Species of sea snail

Anatoma aedonia is a species of minute sea snail, a marine gastropod mollusk or micromollusk in the family Anatomidae.

==Description==
(described as Scissurella aedonia) The length of the white shell reaches 2.5 mm. The shell has a depressedly globose shape. It is strongly sculptured, with a rather high scalar spire, exserted whorls, a very sharp and expressed carina, a minute tabulated apex, a strong and impressed suture, a tumid base, and a large pervious but half covered umbilicus. The radiating ribs are pretty strong, sharp, and equal above and below the canal.
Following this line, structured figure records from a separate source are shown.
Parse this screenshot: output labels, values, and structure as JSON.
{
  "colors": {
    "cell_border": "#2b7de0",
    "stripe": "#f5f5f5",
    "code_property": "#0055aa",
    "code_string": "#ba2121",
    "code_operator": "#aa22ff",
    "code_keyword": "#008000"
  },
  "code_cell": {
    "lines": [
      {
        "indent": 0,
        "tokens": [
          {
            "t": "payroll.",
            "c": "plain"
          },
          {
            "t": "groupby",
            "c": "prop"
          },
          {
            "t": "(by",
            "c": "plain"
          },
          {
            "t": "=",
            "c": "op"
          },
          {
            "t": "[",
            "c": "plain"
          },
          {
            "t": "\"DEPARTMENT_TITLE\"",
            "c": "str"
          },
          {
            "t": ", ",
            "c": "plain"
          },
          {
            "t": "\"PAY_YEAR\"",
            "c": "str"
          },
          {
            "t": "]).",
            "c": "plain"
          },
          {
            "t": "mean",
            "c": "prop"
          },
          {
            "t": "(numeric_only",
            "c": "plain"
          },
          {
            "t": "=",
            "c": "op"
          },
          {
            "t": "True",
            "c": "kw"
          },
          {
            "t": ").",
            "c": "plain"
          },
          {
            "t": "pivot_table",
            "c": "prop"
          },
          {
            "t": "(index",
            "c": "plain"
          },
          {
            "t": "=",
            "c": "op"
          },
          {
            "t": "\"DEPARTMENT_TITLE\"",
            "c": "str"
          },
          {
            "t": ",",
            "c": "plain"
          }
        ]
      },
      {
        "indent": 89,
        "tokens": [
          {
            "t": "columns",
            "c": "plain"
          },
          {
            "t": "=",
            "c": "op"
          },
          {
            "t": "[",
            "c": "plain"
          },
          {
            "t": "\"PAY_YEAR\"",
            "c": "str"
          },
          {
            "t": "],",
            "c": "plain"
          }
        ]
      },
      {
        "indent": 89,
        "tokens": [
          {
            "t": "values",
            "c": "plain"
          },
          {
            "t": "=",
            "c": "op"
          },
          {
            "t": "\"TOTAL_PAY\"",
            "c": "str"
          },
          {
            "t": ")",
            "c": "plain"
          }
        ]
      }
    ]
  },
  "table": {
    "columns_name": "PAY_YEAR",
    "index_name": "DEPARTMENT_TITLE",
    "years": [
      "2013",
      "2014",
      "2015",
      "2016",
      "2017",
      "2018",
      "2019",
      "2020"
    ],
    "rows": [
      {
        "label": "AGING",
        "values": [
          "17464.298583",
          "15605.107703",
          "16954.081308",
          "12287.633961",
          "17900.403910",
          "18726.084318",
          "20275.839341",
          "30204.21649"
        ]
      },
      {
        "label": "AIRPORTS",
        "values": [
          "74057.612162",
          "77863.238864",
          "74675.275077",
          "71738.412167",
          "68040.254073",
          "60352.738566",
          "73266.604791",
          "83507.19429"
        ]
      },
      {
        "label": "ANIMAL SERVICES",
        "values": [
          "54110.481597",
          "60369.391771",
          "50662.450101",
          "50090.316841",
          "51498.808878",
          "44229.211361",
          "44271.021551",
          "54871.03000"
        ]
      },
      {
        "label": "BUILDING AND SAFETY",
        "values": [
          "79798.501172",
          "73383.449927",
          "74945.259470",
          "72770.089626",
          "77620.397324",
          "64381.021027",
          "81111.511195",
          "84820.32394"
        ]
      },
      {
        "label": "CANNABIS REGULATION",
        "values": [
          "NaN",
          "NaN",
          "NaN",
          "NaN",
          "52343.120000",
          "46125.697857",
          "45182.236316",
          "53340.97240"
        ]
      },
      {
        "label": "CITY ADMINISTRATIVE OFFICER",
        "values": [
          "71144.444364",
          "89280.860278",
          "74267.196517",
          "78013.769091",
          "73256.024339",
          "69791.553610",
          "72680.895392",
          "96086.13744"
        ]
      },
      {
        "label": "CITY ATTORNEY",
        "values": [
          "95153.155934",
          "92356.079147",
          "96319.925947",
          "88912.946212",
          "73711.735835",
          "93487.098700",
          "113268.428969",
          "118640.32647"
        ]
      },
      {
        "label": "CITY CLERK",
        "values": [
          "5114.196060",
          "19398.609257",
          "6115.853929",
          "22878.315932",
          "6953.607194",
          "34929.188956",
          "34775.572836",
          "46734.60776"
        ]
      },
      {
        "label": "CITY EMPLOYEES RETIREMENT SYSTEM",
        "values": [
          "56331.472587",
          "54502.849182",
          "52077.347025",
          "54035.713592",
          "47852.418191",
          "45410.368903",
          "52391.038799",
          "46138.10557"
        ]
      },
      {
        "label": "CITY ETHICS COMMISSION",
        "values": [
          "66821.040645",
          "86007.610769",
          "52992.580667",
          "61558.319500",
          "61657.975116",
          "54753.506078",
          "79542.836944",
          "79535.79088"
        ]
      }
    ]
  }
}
The whole surface is closely sharply, and regularly scored with fine threads, which are a little stronger (but not quite so sharp) on the base than above. The spire is high, scalar, each whorl rising and expanding above the suture. The apex is very small and tabulated. The five whorls slope down flatly (barely convex) from the suture. They are very sharply carinated at the canal, the under edge of which in particular is prominent and expressed. Below the canal they contract into the suture. The base of the shell is tumid. The suture is strongly impressed and very distinct. The aperture is quite round. The outer lip is thin, and regularly arched. The inner lip on the body is thin, and very short, It is regularly curved throughout, on the columellar lip.

==Distribution==
This species occurs in the Atlantic Ocean off North Carolina, USA to Puerto Rico; off Brazil; off the Azores; off Tristan de Cunha at depths between 166 m and 640 m.